I have the number 7.7049. I want to first round to 3 digits. I will get 7.705. Then round this more, to 2 digits. I should get 7.71.
I tried this:
BigDecimal(result).setScale(2, RoundingMode.HALF_UP) //instead of 2 can be any other number
But I get the wrong number: 7.70
.
I have tried different modes. I have also tried valueOf(result.toDouble())
and nothing works.
The problem here looks like setScale
working with only 2 last digits after .
and ignoring others.
How can I fix this?
UPDATED:
More examples:
7.7019 must be 7.70 | 7.7052 must be 7.71 | 7.7071 must be 7.71 | 7.7030 must be 7.70
You can first round the first 3 digits, and then the first two digits to get what you want.

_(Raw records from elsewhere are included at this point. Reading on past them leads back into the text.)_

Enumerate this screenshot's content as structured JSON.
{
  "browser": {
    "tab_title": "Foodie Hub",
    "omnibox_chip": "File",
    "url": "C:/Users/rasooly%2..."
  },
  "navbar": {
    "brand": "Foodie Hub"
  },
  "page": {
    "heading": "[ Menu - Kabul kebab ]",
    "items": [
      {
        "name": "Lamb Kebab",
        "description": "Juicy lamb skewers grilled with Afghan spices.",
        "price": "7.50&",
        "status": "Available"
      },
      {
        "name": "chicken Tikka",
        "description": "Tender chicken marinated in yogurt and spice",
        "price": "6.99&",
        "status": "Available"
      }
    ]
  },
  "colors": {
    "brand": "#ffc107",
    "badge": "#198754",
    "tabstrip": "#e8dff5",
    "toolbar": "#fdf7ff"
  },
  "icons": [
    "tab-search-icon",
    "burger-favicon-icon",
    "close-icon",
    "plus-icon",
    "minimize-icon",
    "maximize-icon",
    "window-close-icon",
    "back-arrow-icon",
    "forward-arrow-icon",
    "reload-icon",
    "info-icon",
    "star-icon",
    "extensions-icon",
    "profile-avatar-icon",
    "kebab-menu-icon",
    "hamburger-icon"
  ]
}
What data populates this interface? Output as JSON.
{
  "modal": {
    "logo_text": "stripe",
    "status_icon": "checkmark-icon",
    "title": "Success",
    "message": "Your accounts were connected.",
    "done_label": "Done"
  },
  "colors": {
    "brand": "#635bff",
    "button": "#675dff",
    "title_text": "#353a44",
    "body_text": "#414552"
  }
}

BigDecimal a = new BigDecimal("7.7039")
.setScale(3, RoundingMode.HALF_UP)
.setScale(2, RoundingMode.HALF_UP);
Results are compatible with your test cases. I have not tested this for negative numbers, and it will probably not yield expected results for numbers with arbitrary precision.
You can consult the docs on RoundingMode and use this idea to perhaps come up with a scheme that rounds numbers in the non-standard way you want.